Example Command Line Usage
bash
/path/to/hyphy/hyphy absrel --alignment <alignment_file> --tree <tree_file> --code <genetic_code> --branches <branches> --output <output_file>
Parameters
--alignment
: An in-frame codon alignment in one of the formats supported by HyPhy.--tree
: A phylogenetic tree (optionally annotated with {}).--code
: Which genetic code should be used (default: Universal).--branches
: Branches to test (default: All).--output
: Write the resulting JSON to this file (default is to save to the same path as the alignment file + 'ABSREL.json').--multiple-hits
: Include support for multiple nucleotide substitutions (options: None, Double, Double+Triple).--srv
: Include synonymous rate variation (options: Yes, No).--blb
: [Advanced option] Bag of little bootstrap alignment resampling rate (default: 1.0).
Example
bash
/path/to/hyphy/hyphy absrel --alignment example_alignment.phy --tree example_tree.nwk --code Universal --branches FG --output results.ABSREL.json --multiple-hits Double --srv Yes --blb 0.5
Example Workflow
Here’s a step-by-step guide on how to use aBSREL through its web interface:
Upload Data:
- Navigate to the aBSREL page.
- Upload your alignment and phylogenetic tree file.
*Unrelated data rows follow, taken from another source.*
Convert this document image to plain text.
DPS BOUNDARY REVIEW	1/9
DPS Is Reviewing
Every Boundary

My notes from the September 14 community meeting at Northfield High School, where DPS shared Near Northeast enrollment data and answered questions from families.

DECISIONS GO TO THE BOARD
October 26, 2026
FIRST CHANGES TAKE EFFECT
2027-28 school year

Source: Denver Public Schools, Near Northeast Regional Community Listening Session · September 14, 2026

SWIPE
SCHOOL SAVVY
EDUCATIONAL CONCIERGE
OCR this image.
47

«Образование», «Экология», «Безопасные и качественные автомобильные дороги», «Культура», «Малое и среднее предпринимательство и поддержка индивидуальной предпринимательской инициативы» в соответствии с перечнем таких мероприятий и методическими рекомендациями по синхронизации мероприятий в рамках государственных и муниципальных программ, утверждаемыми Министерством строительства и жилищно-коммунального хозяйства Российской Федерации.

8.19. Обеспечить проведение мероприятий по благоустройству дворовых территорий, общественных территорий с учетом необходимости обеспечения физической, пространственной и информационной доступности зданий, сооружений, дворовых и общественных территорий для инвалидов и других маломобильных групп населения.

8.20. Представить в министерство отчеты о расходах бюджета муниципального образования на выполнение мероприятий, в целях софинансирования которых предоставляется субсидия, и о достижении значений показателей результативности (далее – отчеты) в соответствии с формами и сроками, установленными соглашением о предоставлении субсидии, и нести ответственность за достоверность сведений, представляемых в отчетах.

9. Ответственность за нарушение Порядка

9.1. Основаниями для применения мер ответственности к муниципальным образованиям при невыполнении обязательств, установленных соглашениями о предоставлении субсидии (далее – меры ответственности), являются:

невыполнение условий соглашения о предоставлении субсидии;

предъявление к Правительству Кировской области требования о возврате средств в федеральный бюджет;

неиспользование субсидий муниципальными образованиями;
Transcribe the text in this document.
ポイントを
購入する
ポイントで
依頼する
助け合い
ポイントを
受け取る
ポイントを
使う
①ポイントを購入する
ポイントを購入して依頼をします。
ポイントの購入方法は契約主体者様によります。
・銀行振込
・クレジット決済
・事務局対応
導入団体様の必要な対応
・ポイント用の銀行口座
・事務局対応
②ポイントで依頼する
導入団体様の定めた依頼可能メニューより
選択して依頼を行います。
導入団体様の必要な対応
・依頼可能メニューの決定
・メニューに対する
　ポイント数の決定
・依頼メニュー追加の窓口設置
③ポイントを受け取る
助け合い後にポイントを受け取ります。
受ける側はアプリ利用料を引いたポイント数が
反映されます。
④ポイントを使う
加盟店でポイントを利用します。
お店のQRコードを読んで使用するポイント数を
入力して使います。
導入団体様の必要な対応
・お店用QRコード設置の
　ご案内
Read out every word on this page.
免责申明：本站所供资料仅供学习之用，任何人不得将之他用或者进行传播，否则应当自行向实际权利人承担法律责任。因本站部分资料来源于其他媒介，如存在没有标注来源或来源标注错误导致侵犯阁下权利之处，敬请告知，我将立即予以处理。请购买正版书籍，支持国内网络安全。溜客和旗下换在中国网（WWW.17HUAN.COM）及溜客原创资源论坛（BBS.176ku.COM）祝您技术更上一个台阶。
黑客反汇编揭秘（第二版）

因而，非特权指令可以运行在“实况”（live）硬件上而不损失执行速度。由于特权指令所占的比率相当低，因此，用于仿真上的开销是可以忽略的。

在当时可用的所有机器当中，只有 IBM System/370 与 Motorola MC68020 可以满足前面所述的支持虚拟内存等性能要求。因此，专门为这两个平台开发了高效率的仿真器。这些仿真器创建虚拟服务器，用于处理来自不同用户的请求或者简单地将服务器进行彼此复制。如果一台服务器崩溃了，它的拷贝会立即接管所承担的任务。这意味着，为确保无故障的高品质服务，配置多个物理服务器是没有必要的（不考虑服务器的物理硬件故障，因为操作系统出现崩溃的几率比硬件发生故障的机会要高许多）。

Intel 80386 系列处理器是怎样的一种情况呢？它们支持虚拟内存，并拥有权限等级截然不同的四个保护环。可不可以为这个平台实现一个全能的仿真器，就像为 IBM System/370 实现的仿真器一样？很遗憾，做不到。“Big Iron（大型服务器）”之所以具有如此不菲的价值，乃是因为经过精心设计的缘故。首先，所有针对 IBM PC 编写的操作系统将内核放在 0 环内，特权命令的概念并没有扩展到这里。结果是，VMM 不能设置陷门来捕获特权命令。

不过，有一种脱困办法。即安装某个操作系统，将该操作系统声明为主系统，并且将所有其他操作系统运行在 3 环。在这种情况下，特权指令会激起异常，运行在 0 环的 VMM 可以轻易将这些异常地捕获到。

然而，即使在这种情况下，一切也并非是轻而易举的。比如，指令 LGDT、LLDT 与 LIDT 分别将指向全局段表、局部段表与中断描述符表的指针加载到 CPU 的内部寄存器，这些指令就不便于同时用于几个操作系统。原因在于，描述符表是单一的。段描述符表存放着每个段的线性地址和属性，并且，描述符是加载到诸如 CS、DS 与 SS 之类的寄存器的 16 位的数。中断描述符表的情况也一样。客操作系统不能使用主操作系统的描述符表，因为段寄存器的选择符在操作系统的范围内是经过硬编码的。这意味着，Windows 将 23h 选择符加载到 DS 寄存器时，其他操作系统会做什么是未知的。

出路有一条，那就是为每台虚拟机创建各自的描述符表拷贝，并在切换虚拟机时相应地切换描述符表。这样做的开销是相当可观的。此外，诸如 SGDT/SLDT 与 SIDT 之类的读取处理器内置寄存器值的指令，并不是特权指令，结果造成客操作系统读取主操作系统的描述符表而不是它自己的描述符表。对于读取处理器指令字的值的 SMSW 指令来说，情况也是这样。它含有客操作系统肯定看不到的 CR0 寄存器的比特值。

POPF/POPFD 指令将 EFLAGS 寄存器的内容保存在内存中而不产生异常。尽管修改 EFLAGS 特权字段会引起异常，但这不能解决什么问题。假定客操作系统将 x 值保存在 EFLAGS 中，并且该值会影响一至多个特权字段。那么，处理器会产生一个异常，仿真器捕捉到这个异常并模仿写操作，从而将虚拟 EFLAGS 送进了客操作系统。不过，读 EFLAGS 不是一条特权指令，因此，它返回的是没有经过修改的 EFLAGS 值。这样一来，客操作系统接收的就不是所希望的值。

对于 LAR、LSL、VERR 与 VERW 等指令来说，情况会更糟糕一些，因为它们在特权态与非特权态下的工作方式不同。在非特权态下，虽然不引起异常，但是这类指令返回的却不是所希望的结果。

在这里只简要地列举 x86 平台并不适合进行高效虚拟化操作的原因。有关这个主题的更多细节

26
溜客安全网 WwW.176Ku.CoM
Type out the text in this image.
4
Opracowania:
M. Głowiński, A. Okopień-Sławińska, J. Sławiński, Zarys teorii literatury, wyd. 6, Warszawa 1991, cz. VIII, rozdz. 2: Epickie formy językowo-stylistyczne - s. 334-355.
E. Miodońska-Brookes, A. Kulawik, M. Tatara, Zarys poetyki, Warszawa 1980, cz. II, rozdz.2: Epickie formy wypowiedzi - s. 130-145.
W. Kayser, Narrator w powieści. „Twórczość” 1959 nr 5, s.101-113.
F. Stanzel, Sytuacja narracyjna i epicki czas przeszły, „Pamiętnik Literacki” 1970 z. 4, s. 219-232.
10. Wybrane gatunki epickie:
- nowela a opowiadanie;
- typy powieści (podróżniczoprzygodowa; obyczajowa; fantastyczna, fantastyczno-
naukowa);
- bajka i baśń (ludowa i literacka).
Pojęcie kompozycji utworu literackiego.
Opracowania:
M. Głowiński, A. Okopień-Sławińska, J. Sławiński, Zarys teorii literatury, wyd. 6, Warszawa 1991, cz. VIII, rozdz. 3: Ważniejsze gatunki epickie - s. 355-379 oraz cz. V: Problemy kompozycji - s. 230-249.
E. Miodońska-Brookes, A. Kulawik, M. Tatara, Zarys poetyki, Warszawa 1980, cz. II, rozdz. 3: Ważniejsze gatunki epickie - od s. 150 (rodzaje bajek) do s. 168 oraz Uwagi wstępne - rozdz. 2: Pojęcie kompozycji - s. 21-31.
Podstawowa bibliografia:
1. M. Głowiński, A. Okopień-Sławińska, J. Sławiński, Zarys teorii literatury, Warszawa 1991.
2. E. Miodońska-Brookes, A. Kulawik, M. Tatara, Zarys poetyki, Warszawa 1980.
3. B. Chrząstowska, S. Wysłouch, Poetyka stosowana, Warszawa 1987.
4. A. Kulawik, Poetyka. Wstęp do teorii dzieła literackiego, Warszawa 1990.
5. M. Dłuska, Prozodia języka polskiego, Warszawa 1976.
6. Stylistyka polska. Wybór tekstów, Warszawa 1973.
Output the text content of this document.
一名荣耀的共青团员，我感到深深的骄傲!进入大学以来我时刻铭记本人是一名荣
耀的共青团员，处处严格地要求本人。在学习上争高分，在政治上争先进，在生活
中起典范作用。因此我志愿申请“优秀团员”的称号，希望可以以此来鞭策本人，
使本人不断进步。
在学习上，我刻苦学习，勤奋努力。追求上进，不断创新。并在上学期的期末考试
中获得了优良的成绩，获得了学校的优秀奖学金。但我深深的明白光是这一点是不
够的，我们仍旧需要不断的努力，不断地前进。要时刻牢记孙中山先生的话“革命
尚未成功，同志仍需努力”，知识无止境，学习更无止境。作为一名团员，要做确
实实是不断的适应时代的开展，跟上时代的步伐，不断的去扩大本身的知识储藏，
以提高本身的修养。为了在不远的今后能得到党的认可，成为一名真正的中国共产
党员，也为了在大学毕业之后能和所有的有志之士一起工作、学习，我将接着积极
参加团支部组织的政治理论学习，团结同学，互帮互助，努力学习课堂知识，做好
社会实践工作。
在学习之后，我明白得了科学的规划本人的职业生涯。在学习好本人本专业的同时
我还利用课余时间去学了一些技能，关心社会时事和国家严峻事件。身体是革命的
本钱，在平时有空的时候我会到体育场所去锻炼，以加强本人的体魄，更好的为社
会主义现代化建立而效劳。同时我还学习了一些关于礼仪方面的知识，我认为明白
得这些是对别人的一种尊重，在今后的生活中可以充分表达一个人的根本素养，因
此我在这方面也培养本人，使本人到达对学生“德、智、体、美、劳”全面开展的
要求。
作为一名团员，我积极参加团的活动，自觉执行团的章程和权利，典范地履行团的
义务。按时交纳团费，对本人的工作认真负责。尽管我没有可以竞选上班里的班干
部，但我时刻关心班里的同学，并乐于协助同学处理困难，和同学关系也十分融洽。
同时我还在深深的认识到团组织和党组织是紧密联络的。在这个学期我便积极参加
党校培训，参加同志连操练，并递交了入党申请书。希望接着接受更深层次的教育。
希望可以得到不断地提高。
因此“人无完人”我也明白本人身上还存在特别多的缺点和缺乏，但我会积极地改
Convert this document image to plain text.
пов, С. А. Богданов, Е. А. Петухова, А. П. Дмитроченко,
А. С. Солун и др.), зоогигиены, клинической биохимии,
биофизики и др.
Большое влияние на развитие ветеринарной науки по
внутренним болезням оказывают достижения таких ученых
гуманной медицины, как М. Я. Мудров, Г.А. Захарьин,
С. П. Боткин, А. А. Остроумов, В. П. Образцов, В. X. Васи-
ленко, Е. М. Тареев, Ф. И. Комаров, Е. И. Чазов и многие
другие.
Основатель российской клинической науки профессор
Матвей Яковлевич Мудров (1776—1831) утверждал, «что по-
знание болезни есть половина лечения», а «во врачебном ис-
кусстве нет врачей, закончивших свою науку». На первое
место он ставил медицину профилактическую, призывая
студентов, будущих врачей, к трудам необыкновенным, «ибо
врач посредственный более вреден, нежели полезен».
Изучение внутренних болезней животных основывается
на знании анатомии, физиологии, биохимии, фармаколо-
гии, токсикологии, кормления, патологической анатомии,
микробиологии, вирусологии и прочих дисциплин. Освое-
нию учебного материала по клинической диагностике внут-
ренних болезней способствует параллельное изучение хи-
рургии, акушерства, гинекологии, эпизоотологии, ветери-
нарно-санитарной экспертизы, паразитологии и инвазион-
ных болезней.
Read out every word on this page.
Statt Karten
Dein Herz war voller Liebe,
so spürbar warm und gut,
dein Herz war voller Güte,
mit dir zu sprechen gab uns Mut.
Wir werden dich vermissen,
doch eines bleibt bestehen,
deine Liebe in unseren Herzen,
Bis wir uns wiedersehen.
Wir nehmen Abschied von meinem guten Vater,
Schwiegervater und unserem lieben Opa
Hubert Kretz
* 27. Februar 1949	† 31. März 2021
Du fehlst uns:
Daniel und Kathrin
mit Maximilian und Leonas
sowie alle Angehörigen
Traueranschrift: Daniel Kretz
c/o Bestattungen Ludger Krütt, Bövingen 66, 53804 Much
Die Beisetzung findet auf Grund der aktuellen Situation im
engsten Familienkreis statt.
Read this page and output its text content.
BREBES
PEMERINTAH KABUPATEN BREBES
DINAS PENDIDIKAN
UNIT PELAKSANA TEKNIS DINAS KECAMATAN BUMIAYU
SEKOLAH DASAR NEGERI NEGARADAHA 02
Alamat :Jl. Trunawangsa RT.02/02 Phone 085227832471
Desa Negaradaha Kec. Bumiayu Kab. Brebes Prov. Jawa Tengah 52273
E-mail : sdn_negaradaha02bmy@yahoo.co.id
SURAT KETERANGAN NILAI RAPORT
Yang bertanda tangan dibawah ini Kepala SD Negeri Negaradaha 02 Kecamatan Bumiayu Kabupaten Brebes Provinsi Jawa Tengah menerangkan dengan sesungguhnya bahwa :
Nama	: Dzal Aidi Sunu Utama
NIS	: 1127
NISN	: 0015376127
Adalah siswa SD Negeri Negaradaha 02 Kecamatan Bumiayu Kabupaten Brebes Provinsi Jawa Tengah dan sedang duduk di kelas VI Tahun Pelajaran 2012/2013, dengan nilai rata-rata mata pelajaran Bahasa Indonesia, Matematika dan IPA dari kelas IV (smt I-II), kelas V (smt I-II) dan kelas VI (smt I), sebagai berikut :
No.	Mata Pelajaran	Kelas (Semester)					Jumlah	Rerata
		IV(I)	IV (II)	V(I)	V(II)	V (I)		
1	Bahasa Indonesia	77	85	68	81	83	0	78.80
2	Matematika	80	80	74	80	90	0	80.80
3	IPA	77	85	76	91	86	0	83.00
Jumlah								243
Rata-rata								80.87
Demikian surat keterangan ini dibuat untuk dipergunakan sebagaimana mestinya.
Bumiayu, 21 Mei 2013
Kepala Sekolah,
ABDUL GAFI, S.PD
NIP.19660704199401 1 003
- Select the appropriate genetic code if different from the default.
Parameter Configuration:
- Specify branches to test.
Run the Analysis:
- Click the "Run Analysis" button to begin the computation.
- Optionally, provide an email address to receive notifications once the analysis is complete.
Review Results:
- Once the analysis completes, review the summary statistics.
- Access detailed results and visualizations based on the output data.
Export Results:
- Download the detailed results in JSON format for further processing or archiving.
Frequently Asked Questions (FAQ)
1. Why are some branches in my analysis showing "test not run"?
This occurs when certain branches have been explicitly excluded by the user during the setup process, usually due to selection criteria for testing.
2. How do I interpret high omega values from aBSREL?
High omega values can indicate either very strong positive selection or could be artifacts of aligning sequences incorrectly. Values greater than 1 typically indicate a site is under positive selection, but higher values (e.g., 10 or more) may signal potential data issues.
3. How can I obtain dN and dS values from aBSREL results?
aBSREL primarily reports omega values. For dN and dS, you will need to run complementary models (such as FitMG94) that allow for the estimation of these values based on the inferred rates.
4. What is the effect of using a large dataset in aBSREL?
Large datasets can increase computational time and complexity, potentially leading to numerical instabilities. It's generally advisable to look for shorter branches and evaluate the quality of your multiple sequence alignments before proceeding with analysis.
5. Why are specific nodes showing evidence of positive selection while descendants do not?
This could occur if the entire clade does not experience the same level of selection pressure or if there are mutations unique to specific branches that do not translate to downstream branches. Investigating other factors affecting these branches is crucial for interpreting results accurately.
5. How does positive selection differ from selection in methods like BUSTED and RELAX?
While BUSTED combines branches for selection detection, aBSREL evaluates branches individually. This means BUSTED can detect selection more powerfully when tested across many branches, while aBSREL can granularly identify which branches experience selection through a more detailed analysis.
6. Do I need to provide branch lengths when using a species tree?
Branch lengths are not strictly required for aBSREL, but providing them can influence results positively. If your branch lengths do not provide meaningful information, consider using a constant length for all branches initially and refine later based on results.
7. What if I'm encountering inconsistent results between local and server runs?
Inconsistencies may arise from software version differences or tree formatting issues. Ensure that both your local environment and the server are using the same version of HyPhy.